Certamente, alguém pode afirmar o seguinte: mas não recupera! O caso é para ser discutido em outro momento. Salientando, que há os adeptos da Teoria Retributiva, entendendo que a pena tem, como objetivo exclusivo, a punição. Esta possui, como defensores, os filósofos Kant e Hegel.
Infelizmente, propagou-se de maneira desordenada e nada reflexiva, a ideia de que o aumento das penas, serve para diminuir a criminalidade. Será? Na verdade, tal afirmação encontra-se desprovida de qualquer comprovação científica, mas presta serviço aos que desejam jogar para plateia, principalmente em período eleitoral. Perdão, quase esqueci que a ciência é algo esdrúxulo aos que vivem ancorados em um pseudo pragmatismo.
Existe um grupo que gosta de bradar que o Brasil é um país sem lei onde se prende e, no outro dia, soltam o facínora. Mero sofisma, por aqui se tem a segunda maior população carcerária dos países democráticos. Parte dos apologetas da referida ideia, caso já tenham ouvido falar, talvez se espelhem no pensamento de Heráclito.

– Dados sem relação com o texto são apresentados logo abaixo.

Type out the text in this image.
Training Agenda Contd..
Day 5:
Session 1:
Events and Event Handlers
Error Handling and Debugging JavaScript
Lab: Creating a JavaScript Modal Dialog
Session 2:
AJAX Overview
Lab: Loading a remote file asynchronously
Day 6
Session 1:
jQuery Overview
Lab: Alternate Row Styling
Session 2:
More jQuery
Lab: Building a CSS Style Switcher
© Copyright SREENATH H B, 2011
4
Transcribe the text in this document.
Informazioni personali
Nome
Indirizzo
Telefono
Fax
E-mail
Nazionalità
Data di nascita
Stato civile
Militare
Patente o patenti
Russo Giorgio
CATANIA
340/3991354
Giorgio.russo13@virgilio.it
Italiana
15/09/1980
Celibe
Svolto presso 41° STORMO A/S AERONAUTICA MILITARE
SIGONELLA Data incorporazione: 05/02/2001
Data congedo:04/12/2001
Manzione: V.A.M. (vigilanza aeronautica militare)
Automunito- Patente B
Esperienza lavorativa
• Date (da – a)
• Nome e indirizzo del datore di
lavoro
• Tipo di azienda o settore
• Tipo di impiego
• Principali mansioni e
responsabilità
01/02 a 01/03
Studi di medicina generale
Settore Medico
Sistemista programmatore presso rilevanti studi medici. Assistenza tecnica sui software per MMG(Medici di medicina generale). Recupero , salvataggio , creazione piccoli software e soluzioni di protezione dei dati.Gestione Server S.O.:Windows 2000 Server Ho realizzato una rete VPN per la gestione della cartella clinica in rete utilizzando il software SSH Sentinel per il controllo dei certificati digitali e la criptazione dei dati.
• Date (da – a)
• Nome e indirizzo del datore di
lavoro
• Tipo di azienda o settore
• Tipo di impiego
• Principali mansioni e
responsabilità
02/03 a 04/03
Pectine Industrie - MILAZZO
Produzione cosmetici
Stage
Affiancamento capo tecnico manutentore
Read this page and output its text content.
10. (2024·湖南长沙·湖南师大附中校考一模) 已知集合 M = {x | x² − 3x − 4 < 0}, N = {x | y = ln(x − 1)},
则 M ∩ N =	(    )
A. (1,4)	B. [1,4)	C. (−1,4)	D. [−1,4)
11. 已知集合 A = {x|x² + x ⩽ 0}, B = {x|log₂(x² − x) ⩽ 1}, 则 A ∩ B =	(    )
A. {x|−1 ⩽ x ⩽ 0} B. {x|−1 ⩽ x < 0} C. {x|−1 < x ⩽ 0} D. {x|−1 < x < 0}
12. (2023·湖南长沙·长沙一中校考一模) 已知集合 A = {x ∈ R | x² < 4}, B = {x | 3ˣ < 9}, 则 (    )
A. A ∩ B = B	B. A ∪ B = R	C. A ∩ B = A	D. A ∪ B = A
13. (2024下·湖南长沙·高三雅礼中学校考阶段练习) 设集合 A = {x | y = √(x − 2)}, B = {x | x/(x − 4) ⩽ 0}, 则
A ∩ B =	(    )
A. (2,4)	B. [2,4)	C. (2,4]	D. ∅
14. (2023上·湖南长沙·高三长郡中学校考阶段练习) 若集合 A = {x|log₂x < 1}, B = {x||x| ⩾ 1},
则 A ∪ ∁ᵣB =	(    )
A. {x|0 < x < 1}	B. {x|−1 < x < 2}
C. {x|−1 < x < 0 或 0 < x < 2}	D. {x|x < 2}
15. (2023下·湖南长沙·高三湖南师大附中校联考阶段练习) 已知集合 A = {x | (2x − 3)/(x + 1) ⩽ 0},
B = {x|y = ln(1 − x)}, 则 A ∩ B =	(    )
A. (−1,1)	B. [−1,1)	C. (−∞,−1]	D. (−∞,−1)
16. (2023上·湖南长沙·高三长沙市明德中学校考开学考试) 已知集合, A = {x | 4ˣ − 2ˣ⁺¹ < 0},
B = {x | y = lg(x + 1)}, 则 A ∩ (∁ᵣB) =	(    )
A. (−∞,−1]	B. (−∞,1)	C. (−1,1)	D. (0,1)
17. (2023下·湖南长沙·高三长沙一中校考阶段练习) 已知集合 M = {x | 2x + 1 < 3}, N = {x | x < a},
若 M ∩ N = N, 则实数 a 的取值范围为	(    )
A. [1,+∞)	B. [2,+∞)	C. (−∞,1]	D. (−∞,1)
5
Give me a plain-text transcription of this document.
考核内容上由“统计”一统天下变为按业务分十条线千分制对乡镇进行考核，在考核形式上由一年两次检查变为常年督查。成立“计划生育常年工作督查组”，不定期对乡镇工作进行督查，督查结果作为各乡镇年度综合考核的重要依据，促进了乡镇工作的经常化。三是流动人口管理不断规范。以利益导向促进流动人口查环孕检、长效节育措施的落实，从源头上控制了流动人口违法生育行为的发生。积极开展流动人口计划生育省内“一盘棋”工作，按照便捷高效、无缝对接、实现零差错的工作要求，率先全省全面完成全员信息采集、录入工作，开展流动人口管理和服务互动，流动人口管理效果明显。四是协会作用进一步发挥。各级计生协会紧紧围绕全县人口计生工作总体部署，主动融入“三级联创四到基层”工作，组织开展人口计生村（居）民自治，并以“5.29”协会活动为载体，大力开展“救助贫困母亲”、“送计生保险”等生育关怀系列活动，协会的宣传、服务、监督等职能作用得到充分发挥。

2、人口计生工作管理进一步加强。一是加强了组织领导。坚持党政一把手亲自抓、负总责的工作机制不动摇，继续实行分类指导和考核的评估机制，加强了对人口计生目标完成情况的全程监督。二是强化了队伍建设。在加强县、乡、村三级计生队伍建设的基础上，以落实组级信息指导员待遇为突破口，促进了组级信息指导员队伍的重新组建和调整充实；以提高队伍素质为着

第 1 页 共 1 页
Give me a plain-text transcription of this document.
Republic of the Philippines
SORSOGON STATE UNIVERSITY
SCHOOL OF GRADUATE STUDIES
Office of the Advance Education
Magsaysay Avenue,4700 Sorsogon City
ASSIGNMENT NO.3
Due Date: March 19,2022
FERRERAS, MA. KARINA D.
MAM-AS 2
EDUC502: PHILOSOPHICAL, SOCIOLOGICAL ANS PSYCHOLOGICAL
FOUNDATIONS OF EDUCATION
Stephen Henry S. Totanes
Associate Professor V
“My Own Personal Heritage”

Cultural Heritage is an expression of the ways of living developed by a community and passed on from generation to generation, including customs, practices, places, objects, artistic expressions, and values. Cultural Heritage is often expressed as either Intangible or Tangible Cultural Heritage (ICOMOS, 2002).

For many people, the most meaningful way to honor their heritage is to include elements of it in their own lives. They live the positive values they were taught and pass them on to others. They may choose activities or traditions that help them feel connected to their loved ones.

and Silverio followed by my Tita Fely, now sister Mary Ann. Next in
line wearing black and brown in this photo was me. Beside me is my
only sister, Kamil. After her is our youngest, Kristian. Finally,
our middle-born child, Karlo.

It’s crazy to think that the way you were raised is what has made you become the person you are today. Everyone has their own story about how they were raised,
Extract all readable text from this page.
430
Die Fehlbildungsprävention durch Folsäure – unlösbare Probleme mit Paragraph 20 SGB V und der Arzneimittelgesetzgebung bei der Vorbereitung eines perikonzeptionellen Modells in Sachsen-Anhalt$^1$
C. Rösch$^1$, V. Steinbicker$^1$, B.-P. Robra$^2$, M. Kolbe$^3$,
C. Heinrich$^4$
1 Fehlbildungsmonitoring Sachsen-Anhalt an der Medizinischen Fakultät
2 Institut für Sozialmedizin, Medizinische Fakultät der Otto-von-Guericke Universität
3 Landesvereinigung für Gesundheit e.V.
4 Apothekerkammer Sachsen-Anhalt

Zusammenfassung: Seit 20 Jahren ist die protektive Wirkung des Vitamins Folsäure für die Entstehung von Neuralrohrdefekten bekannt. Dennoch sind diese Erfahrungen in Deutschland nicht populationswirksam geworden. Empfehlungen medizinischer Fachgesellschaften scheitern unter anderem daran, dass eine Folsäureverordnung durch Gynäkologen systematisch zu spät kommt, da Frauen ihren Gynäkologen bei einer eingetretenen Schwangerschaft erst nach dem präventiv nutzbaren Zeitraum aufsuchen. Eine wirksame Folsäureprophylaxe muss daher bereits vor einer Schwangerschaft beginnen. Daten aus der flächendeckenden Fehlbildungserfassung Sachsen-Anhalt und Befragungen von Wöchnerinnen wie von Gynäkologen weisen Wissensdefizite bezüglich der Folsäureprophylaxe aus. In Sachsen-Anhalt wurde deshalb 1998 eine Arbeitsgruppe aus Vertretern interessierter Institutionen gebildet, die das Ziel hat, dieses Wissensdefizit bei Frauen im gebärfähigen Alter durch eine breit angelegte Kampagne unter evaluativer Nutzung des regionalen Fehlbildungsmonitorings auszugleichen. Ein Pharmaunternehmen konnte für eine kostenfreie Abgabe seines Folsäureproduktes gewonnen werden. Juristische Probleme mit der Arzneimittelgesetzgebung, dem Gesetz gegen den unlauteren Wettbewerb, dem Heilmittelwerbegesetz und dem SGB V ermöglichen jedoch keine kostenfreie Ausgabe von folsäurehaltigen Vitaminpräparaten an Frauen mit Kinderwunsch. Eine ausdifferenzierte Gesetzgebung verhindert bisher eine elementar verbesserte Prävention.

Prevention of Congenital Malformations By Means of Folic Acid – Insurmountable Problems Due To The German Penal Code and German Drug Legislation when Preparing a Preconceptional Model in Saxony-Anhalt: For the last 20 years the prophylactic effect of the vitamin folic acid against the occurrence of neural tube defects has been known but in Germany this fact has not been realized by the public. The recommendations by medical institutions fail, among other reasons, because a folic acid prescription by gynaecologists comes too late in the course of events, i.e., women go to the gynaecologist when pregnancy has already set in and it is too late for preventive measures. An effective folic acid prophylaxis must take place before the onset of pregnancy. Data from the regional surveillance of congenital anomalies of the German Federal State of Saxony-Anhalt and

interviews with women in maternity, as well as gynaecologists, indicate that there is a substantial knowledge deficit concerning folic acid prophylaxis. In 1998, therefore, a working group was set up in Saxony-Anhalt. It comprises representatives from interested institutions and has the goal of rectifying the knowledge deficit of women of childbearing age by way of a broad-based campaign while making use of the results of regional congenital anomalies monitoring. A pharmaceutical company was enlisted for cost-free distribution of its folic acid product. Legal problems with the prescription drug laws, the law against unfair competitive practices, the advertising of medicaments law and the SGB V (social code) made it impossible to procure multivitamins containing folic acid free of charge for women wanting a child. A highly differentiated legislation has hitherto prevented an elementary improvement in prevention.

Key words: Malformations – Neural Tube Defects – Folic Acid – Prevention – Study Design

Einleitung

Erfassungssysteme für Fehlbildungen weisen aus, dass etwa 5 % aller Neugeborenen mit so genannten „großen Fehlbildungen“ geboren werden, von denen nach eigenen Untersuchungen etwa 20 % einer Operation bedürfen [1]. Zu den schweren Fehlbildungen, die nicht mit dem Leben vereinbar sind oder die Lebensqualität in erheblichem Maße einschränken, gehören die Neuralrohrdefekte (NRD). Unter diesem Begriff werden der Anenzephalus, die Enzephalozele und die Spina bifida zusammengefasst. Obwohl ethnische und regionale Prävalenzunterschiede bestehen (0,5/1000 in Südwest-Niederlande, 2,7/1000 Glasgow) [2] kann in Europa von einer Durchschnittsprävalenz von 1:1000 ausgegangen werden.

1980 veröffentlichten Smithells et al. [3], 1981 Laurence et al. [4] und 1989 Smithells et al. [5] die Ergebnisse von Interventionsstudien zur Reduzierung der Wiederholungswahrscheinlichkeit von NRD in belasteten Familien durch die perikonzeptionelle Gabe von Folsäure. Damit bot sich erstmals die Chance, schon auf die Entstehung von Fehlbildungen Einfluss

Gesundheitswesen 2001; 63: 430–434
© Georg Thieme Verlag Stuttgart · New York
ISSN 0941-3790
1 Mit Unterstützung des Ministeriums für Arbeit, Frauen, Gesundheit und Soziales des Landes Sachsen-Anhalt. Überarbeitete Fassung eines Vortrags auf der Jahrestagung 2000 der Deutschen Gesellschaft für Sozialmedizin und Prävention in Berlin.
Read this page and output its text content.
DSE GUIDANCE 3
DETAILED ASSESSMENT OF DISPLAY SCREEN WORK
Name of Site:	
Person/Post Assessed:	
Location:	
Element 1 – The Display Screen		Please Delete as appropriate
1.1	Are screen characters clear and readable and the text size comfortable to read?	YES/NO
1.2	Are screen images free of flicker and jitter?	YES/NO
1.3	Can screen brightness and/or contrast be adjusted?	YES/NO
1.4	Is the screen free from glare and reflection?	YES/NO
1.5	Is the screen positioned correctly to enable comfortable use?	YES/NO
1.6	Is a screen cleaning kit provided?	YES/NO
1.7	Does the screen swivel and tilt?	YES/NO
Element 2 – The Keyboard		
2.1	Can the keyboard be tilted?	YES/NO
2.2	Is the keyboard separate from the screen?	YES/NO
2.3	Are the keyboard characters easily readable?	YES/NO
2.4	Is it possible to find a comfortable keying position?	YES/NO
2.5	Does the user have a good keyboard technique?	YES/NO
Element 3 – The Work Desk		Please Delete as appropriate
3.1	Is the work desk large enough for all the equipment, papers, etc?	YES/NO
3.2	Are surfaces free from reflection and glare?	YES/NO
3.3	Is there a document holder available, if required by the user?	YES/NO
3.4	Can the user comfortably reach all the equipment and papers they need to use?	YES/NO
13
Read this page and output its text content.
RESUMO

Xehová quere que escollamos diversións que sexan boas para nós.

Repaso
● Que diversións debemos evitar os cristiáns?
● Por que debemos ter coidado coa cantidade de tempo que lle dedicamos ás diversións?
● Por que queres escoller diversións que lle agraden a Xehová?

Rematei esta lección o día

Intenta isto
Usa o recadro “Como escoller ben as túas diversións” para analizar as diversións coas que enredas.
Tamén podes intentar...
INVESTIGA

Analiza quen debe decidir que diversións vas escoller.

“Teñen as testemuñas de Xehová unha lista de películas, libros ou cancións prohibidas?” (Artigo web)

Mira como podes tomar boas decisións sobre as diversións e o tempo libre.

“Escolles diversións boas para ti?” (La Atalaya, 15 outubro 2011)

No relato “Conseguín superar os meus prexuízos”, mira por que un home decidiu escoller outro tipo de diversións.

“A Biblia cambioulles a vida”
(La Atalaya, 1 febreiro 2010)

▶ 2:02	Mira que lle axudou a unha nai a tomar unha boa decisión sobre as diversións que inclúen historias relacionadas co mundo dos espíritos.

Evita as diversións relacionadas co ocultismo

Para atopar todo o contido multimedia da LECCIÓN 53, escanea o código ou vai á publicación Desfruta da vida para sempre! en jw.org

Se o mestre de Éfeso estiver com a razão, quando afirmou que o mundo é movido pelas contradições, daí pode se explicar o desejo de redução da pena. Algo muito estranho para os que costumam esbravejar que o agente causador do delito deve “apodrecer na cadeia” e, que “se está lá é pelo fato de ter cometido algo que mereça a reprimenda”. Talvez certo estivesse Cazuza, ao afirmar que “a piscina está cheia de ratos e as ideias não correspondem aos fatos”.